- Jagannathpur Location in West Bengal, India Jagannathpur Jagannathpur (India)
- Coordinates: 24°49′21″N 87°56′43″E﻿ / ﻿24.822611°N 87.945344°E
- Country: India
- State: West Bengal
- District: Malda

Area
- • Total: 4.1602 km^{2} (1.6063 sq mi)

Population (2011)
- • Total: 13,454
- • Density: 3,234.0/km^{2} (8,376.0/sq mi)

Languages
- • Official: Bengali, English
- Time zone: UTC+5:30 (IST)
- PIN: 732125
- Telephone/ STD code: 03512
- Vehicle registration: WB
- Lok Sabha constituency: Maldaha Dakshin
- Vidhan Sabha constituency: Baisnabnagar
- Website: malda.nic.in

= Jagannathpur, Malda =

Jagannathpur is a census town in the Kaliachak III CD block in the Malda Sadar subdivision of Malda district in the state of West Bengal, India.

== Geography ==

===Location===
Jagannathpur is located at .

===Area overview===
The area shown in the adjoining map is the physiographic sub-region known as the diara. It "is a relatively well drained flat land formed by the fluvial deposition of newer alluvium." The most note-worthy feature is the Farakka Barrage across the Ganges. The area is a part of the Malda Sadar subdivision, which is an overwhelmingly rural region, but the area shown in the map has pockets of urbanization with 17 census towns, concentrated mostly in the Kaliachak I CD block. The bank of the Ganges between Bhutni and Panchanandapur (both the places are marked on the map), is the area worst hit by left bank erosion, a major problem in the Malda area. The ruins of Gauda, capital of several empires, is located in this area.

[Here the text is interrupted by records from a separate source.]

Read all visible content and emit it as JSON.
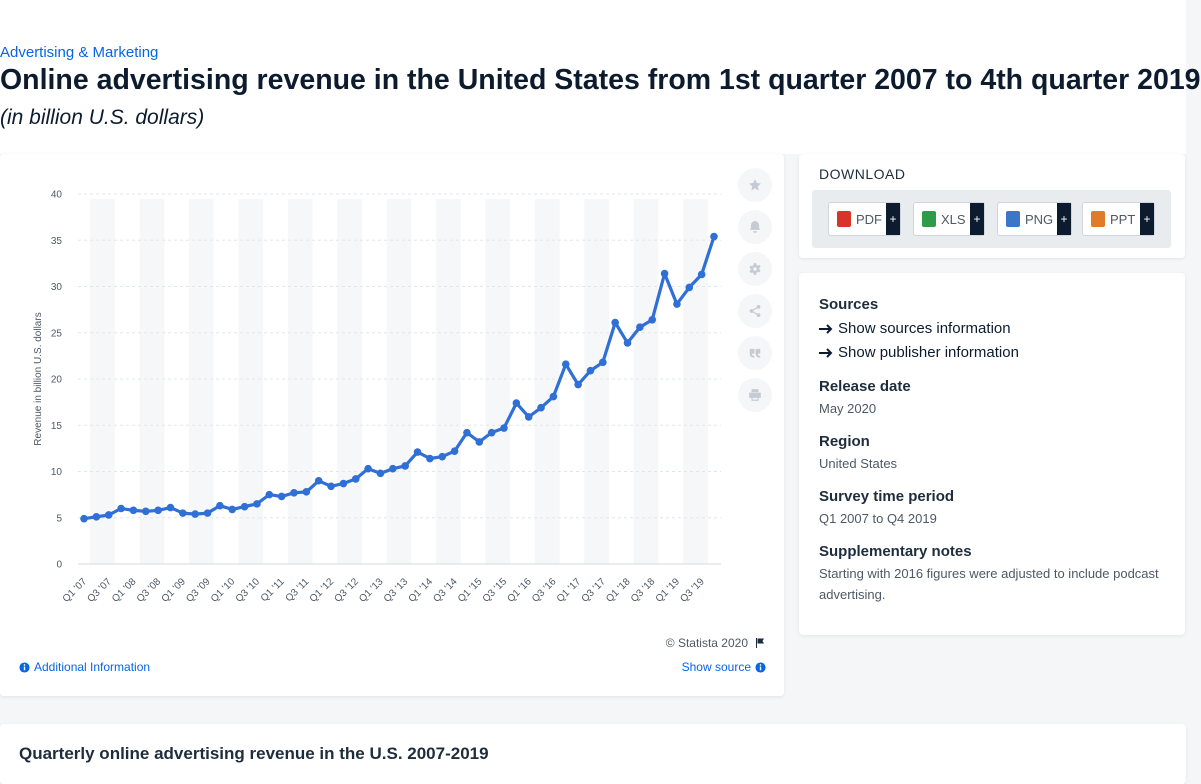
{
  "header": {
    "breadcrumb": "Advertising & Marketing",
    "title": "Online advertising revenue in the United States from 1st quarter 2007 to 4th quarter 2019",
    "subtitle": "(in billion U.S. dollars)"
  },
  "chart_card": {
    "copyright": "© Statista 2020",
    "additional_info": "Additional Information",
    "show_source": "Show source"
  },
  "download": {
    "title": "DOWNLOAD",
    "buttons": [
      {
        "label": "PDF",
        "color": "#d9342b"
      },
      {
        "label": "XLS",
        "color": "#2e9b48"
      },
      {
        "label": "PNG",
        "color": "#3a77c9"
      },
      {
        "label": "PPT",
        "color": "#e07b2a"
      }
    ]
  },
  "info": {
    "sources_heading": "Sources",
    "show_sources": "Show sources information",
    "show_publisher": "Show publisher information",
    "release_heading": "Release date",
    "release_value": "May 2020",
    "region_heading": "Region",
    "region_value": "United States",
    "survey_heading": "Survey time period",
    "survey_value": "Q1 2007 to Q4 2019",
    "notes_heading": "Supplementary notes",
    "notes_value": "Starting with 2016 figures were adjusted to include podcast advertising."
  },
  "bottom": {
    "title": "Quarterly online advertising revenue in the U.S. 2007-2019"
  },
  "colors": {
    "line": "#2f6fd6",
    "accent": "#0666e5"
  },
  "chart_data": {
    "type": "line",
    "ylabel": "Revenue in billion U.S. dollars",
    "ylim": [
      0,
      40
    ],
    "yticks": [
      0,
      5,
      10,
      15,
      20,
      25,
      30,
      35,
      40
    ],
    "grid": true,
    "x": [
      "Q1 '07",
      "Q2 '07",
      "Q3 '07",
      "Q4 '07",
      "Q1 '08",
      "Q2 '08",
      "Q3 '08",
      "Q4 '08",
      "Q1 '09",
      "Q2 '09",
      "Q3 '09",
      "Q4 '09",
      "Q1 '10",
      "Q2 '10",
      "Q3 '10",
      "Q4 '10",
      "Q1 '11",
      "Q2 '11",
      "Q3 '11",
      "Q4 '11",
      "Q1 '12",
      "Q2 '12",
      "Q3 '12",
      "Q4 '12",
      "Q1 '13",
      "Q2 '13",
      "Q3 '13",
      "Q4 '13",
      "Q1 '14",
      "Q2 '14",
      "Q3 '14",
      "Q4 '14",
      "Q1 '15",
      "Q2 '15",
      "Q3 '15",
      "Q4 '15",
      "Q1 '16",
      "Q2 '16",
      "Q3 '16",
      "Q4 '16",
      "Q1 '17",
      "Q2 '17",
      "Q3 '17",
      "Q4 '17",
      "Q1 '18",
      "Q2 '18",
      "Q3 '18",
      "Q4 '18",
      "Q1 '19",
      "Q2 '19",
      "Q3 '19",
      "Q4 '19"
    ],
    "xtick_labels": [
      "Q1 '07",
      "Q3 '07",
      "Q1 '08",
      "Q3 '08",
      "Q1 '09",
      "Q3 '09",
      "Q1 '10",
      "Q3 '10",
      "Q1 '11",
      "Q3 '11",
      "Q1 '12",
      "Q3 '12",
      "Q1 '13",
      "Q3 '13",
      "Q1 '14",
      "Q3 '14",
      "Q1 '15",
      "Q3 '15",
      "Q1 '16",
      "Q3 '16",
      "Q1 '17",
      "Q3 '17",
      "Q1 '18",
      "Q3 '18",
      "Q1 '19",
      "Q3 '19"
    ],
    "series": [
      {
        "values": [
          4.9,
          5.1,
          5.3,
          6.0,
          5.8,
          5.7,
          5.8,
          6.1,
          5.5,
          5.4,
          5.5,
          6.3,
          5.9,
          6.2,
          6.5,
          7.5,
          7.3,
          7.7,
          7.8,
          9.0,
          8.4,
          8.7,
          9.2,
          10.3,
          9.8,
          10.3,
          10.6,
          12.1,
          11.4,
          11.6,
          12.2,
          14.2,
          13.2,
          14.2,
          14.7,
          17.4,
          15.9,
          16.9,
          18.1,
          21.6,
          19.4,
          20.9,
          21.8,
          26.1,
          23.9,
          25.6,
          26.4,
          31.4,
          28.1,
          29.9,
          31.3,
          35.4
        ]
      }
    ]
  }
}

Note: The map alongside presents some of the notable locations in the area. All places marked in the map are linked in the larger full screen map.

==Demographics==
According to the 2011 Census of India, Jagannathpur had a total population of 13,454, of which 6,843 (51%) were males and 6,611 (49%) were females. Population in the age range 0–6 years was 1,963. The total number of literate persons in Jagannathpur was 7,923 (68.95% of the population over 6 years).

==Infrastructure==
According to the District Census Handbook, Maldah, 2011, Jagannathpur covered an area of 4.1602 km^{2}. It had 15 km roads with both open and closed drains. The protected water-supply involved overhead tank, tap water from treated sources, tube well/ bore well. It had 2,000 domestic electric connections, 500 road lighting points. Among the medical facilities it had 1 hospital (with 20 beds), 2 dispensaries/ health centres, 1 maternity and child welfare centre, 8 medicine shops. Among the educational facilities, it had 5 primary schools, 1 middle school, 2 secondary schools, 2 senior secondary schools in town, the nearest general degree college at Malda 30 km away. It had branch offices of 2 nationalised banks, 1 non-agricultural credit society.